Health Officials Take Comment On Utah's Medicaid Expansion Proposal — Here's What To Know
The public will have a chance to weigh in on the last step towards implementing the Utah Legislature’s Medicaid expansion plan during a hearing on Thursday afternoon.
The meeting at the Utah Department of Health is being held to gather public feedback on the second of two requests the state must submit to the federal government before to start enacting SB96. The proposal signed into law in February would expand low-income health coverage to an estimated 70,000-90,000 Utahns who earn up to 100% of the poverty level — about $12,490 for an individual or $25,750 for a family of four.
Why does Utah need a waiver from the federal government to expand the program?
Medicaid is a state-federal partnership. That means when states want to change how the program works, they need to first get permission from the Centers for Medicare and Medicaid Services (CMS) with requests known as waivers. The current waiver being submitted by the Utah Department of Health includes a number of elements of SB96, some of which are controversial and others not.

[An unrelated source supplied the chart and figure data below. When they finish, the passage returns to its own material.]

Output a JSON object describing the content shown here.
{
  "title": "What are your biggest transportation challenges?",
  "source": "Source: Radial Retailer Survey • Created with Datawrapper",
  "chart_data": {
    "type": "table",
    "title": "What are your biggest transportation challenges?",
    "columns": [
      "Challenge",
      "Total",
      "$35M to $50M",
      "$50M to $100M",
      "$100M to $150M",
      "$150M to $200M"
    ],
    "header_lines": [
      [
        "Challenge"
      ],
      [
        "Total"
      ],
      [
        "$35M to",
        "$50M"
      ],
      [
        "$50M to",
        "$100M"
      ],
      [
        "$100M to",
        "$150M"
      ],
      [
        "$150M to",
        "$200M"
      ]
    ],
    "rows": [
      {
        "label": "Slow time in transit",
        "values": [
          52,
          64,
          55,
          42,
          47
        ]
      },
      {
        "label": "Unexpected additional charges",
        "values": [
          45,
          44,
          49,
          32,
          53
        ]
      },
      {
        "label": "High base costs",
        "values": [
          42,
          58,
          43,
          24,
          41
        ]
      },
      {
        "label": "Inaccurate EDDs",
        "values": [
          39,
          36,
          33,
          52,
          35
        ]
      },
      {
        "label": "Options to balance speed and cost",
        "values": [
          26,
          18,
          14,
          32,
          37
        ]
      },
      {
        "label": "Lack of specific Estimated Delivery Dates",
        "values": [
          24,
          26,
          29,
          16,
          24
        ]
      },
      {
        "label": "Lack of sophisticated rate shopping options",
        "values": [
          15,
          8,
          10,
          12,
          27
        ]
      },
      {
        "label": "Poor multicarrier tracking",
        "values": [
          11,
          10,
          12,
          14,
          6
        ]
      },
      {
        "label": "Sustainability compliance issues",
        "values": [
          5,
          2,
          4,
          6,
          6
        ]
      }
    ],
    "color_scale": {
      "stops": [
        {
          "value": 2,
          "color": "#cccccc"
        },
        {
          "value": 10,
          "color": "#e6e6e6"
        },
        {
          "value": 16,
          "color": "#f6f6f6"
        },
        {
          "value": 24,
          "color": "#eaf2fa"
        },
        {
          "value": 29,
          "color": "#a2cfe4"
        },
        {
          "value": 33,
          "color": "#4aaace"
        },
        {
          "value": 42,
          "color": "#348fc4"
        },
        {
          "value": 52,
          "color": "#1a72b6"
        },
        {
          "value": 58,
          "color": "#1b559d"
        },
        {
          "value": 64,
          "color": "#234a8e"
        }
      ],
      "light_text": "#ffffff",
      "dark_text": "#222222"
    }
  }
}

What’s in this waiver and why is it controversial?
The waiver has 15 requests, the most significant of which include capping the amount of Medicaid funding coming to Utah and adding a work requirement or “community engagement requirement” for some individuals in exchange for getting health coverage. Another important, but little-discussed option would allow the state to cap enrollment in the Medicaid program.
“The enrollment cap is unprecedented,” said Joan Alker, the executive director of the Center for Children and Families at Georgetown University, a group that frequently advocates for Medicaid expansion.“That is a violation of the fundamental nature of the Medicaid program, which is that if you’re eligible, you get it. The state can’t decide ‘Oh, you lost your job in September, you’re not going to get it. If you lost your job in March, you are going to be able to get Medicaid.’”

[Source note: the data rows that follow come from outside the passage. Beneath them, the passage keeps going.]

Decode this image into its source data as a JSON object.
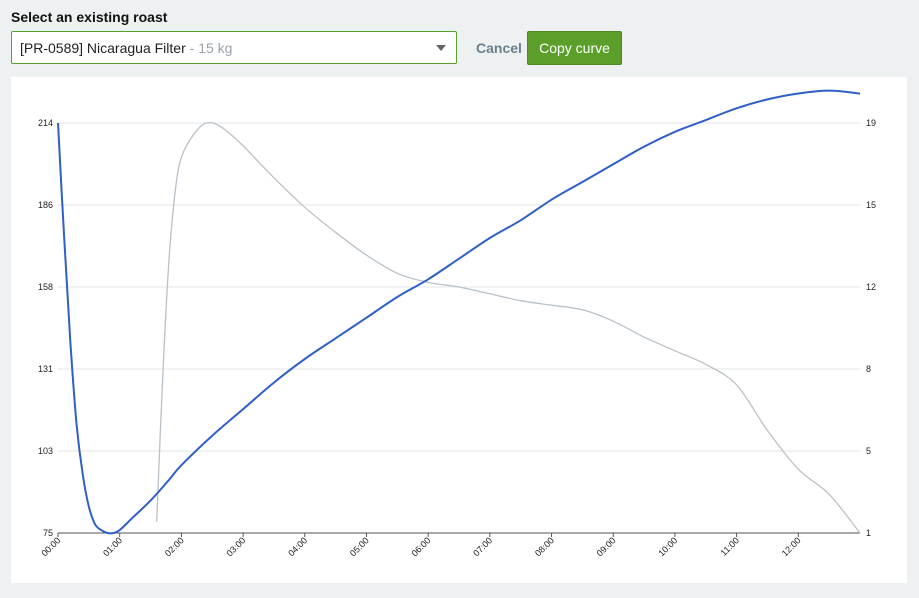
{
  "header": {
    "title": "Select an existing roast"
  },
  "roast_select": {
    "selected_label": "[PR-0589] Nicaragua Filter",
    "selected_weight": " - 15 kg"
  },
  "actions": {
    "cancel_label": "Cancel",
    "copy_label": "Copy curve"
  },
  "chart_data": {
    "type": "line",
    "x_ticks": [
      "00:00",
      "01:00",
      "02:00",
      "03:00",
      "04:00",
      "05:00",
      "06:00",
      "07:00",
      "08:00",
      "09:00",
      "10:00",
      "11:00",
      "12:00"
    ],
    "y_left_ticks": [
      "214",
      "186",
      "158",
      "131",
      "103",
      "75"
    ],
    "y_right_ticks": [
      "19",
      "15",
      "12",
      "8",
      "5",
      "1"
    ],
    "y_left_range": [
      75,
      214
    ],
    "y_right_range": [
      1,
      19
    ],
    "x_range_minutes": [
      0,
      13
    ],
    "grid": true,
    "colors": {
      "temperature": "#2f5fc7",
      "rate_of_rise": "#b9c2c9",
      "grid": "#e3e6e8"
    },
    "series": [
      {
        "axis": "left",
        "x": [
          0,
          0.1,
          0.2,
          0.3,
          0.4,
          0.5,
          0.6,
          0.7,
          0.8,
          0.9,
          1.0,
          1.2,
          1.5,
          1.8,
          2.0,
          2.5,
          3.0,
          3.5,
          4.0,
          4.5,
          5.0,
          5.5,
          6.0,
          6.5,
          7.0,
          7.5,
          8.0,
          8.5,
          9.0,
          9.5,
          10.0,
          10.5,
          11.0,
          11.5,
          12.0,
          12.5,
          13.0
        ],
        "y": [
          214,
          175,
          140,
          112,
          95,
          84,
          78,
          76,
          75,
          75,
          76,
          80,
          86,
          93,
          98,
          108,
          117,
          126,
          134,
          141,
          148,
          155,
          161,
          168,
          175,
          181,
          188,
          194,
          200,
          206,
          211,
          215,
          219,
          222,
          224,
          225,
          224
        ]
      },
      {
        "axis": "right",
        "x": [
          1.6,
          1.7,
          1.8,
          1.9,
          2.0,
          2.2,
          2.4,
          2.6,
          2.8,
          3.0,
          3.5,
          4.0,
          4.5,
          5.0,
          5.5,
          6.0,
          6.5,
          7.0,
          7.5,
          8.0,
          8.5,
          9.0,
          9.5,
          10.0,
          10.5,
          11.0,
          11.5,
          12.0,
          12.5,
          13.0
        ],
        "y": [
          1.5,
          8.0,
          13.0,
          16.0,
          17.5,
          18.5,
          19.0,
          18.9,
          18.5,
          18.0,
          16.6,
          15.3,
          14.2,
          13.2,
          12.4,
          12.0,
          11.8,
          11.5,
          11.2,
          11.0,
          10.8,
          10.3,
          9.6,
          9.0,
          8.4,
          7.5,
          5.5,
          3.8,
          2.7,
          1.0
        ]
      }
    ]
  }
}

Enacting this provision could set a precedent for other states to follow if they want to shrink enrollment in the program, Alker said.
Why is there a need for an enrollment cap?
According to language in the proposal, enrollment caps are included to prevent the Medicaid program from cutting into the state’s general fund.
The request, the proposal states, is being made to “allow the State to be able to continue to furnish medical assistance to approved populations in a fiscally sustainable manner and within the budget conditions that the State faces now and may face in the future.”
Also included are requests to add dental benefits for Medicaid recipients receiving treatment for substance use disorder, Medicaid eligibility up to a year and housing support services for individuals experiencing homelessness.
Is this Medicaid expansion plan likely to change?
Once submitted, CMS can choose to approve or deny any parts of this waiver. The first proposal for SB96, however, was approved without delay.
“A lot of the time members of the general public aren’t necessarily going to get involved in the legislative process,” said Tom Hudachko, a spokesman for the Utah Department of Health. “But they may be more inclined to get involved in a public comment process like this. People’s comments carry weight.”
Two public hearings will be held. The first is Thursday followed by another on June 17. Online public comments are being accepted through June 30.
This waiver must be approved by Jan. 1, 2020 to enact the full scope of SB96. If it’s not approved, the Legislature included two fallback plans — a more robust Medicaid expansion plan and full Medicaid expansion as voters approved it under the Proposition 3 ballot initiative in November.